Em 1973, um estudo brasileiro, da Universidade Federal de São Paulo
(Unifesp), descobriu efeitos anticonvulsionantes no canabidiol. Anos
depois, o pesquisador Elisaldo Carlini fez os primeiros testes com
humanos. Constatou que o composto isolado consegue atuar limitando o
nível de ativação neuronal e impedindo o excesso de ativação dessas
células. A partir daí, pacientes com autismo, epilepsia, esclerose
múltipla, Parkinson e aqueles que sofrem efeitos colaterais do
tratamento do câncer enxergaram uma luz no fim do túnel.
Mas não no Brasil. Enquanto nos Estados Unidos o óleo rico em
canabidiol é vendido até em supermercados, por aqui só em 2014 a Justiça
permitiu que a primeira família importasse o remédio.
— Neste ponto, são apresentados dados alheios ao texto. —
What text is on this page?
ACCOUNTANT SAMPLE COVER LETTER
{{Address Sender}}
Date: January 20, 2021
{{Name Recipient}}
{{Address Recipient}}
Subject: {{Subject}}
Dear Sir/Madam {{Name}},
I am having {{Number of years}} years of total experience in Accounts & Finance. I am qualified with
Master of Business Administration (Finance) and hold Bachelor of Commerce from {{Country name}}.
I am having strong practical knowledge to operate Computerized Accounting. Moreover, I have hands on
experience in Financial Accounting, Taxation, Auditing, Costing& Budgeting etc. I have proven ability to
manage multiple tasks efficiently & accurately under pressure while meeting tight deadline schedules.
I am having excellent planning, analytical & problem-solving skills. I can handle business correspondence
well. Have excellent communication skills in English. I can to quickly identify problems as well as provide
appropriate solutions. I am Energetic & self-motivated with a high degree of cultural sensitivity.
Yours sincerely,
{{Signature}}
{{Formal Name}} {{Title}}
De lá para cá as
coisas andaram um pouco mais rápido: no mesmo ano o Conselho Federal de
Medicina autorizou médicos a prescreverem o CBD para pacientes que já
tentaram todos os tratamentos disponíveis. Em 2015, o canabidiol deixou
de ser proibido pela Anvisa e passou ser qualificado como uma substância
controlada.
O Mevatyl se tornou, no começo de 2017, o primeiro medicamento à base
de canabidiol e THC a ser registrado no país. Finalmente, em maio deste
ano, a Agência Nacional de Vigilância Sanitária (Anvisa) inseriu a erva
na Farmacopeia Brasileira, tornando-a oficialmente uma planta medicinal.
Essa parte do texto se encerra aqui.